The American Recovery and Reinvestment Act (ARRA) 2009 introduced the Health Information Technology for Economical and Clinical Health (HITECH) Act with the aim to incentivize “meaningful” implementation and usage of Electronic Health Records (EHRs) throughout the nation. Under HITECH, two incentive programs for Medicare and Medicaid were introduced which allow eligible professionals (EPs) to claim thousands of dollars in incentives over several years, if they could meet the requirements set out for different stages of Meaningful Use.
In addition, it was hoped that HITECH would help achieve the maximum benefits of a wholly interoperable EHR system, creating a nationwide network of healthcare information. This network was thought to and probably could result in improved quality of care while reducing costs.
We are all familiar with the stories and experiences of EHR adoption within our own institutions and with those of colleagues. Billions were spent on installing, validating, training and finally implementing use of these systems.

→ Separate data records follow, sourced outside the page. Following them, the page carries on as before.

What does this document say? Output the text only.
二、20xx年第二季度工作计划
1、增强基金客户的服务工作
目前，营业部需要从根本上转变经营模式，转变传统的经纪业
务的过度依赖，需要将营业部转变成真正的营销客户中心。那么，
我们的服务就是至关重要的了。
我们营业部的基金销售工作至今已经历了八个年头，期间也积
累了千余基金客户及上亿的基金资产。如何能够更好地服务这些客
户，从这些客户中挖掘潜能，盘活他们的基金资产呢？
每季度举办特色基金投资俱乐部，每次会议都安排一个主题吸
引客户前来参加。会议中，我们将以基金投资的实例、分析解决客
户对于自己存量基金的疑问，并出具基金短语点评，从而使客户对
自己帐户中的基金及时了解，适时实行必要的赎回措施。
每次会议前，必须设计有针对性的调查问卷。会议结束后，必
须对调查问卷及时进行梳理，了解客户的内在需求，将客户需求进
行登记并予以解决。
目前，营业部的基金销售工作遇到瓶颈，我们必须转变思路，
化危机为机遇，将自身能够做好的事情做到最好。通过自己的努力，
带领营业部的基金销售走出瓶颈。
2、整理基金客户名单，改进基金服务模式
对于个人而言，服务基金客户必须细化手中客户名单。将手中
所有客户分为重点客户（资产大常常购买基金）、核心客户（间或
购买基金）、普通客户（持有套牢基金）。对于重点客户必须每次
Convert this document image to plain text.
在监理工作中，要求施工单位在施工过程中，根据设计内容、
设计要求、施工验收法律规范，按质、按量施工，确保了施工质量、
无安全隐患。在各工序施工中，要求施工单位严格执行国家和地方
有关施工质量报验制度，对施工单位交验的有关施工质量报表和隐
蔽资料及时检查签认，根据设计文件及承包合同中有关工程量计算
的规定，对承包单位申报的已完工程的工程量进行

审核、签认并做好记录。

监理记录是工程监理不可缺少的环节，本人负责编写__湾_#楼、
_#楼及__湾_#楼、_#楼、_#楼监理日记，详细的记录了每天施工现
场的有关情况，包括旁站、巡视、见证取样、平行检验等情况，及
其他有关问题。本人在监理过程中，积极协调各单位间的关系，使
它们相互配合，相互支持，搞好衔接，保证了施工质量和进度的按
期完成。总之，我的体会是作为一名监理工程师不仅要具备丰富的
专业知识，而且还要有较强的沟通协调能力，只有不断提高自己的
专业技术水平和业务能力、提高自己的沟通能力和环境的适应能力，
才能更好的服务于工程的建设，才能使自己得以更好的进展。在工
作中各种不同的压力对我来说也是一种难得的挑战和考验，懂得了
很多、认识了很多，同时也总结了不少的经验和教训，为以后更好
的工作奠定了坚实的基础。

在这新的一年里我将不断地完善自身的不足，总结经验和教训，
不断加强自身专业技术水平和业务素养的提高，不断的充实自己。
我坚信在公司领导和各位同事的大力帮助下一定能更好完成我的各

Of course, within our own networks we can see patient data from across the system depending on the business arrangements and level of deployment and such across our networks.
But have these networks significantly improved quality of care while reducing costs? And do we have a nationwide network of interoperable data systems that provide up-to-the-minute details of our health issues for any and all EPs to see? Of course not. Hospitals are not going to share that data. That data has cost billions in some instances and is staying within the walls of their own emergency rooms, operating rooms and cancer centers.
The concept of Meaningful Use does have direct application for digital pathology. Unlike EHRs within respective competitive organizations, for digital pathology to be successful, interoperability will be a requirement for it to have meaningful use to us. We need hardware and software and LIS and EHR vendors to work collaboratively to share information that pathologists, er, EPs need.
Our field is not so large or independent of each other’s healthcare organizations to preclude the sharing of certain patient information. Not necessarily every morsel of data within a respective system, but data pertaining to a whole slide image in the context of clinical information to render a pathology opinion as well as the ability to view the whole slide image itself are required to truly support meaningful use of digital pathology. This practice has been our standard with glass slides and printed patient reports that are couriered to our expert consultant colleagues every day.
While many are talking about “vendor neutral archives” and the ability to view each other’s images, the digital pathology market as a whole has demonstrated a very low level of interoperability over the past 20 years. This reluctance to share data must change if we want to maximize the benefits this technology has to offer.
Interoperability of our digital pathology systems is necessary to provide the framework for their widespread adoption and their meaningful use.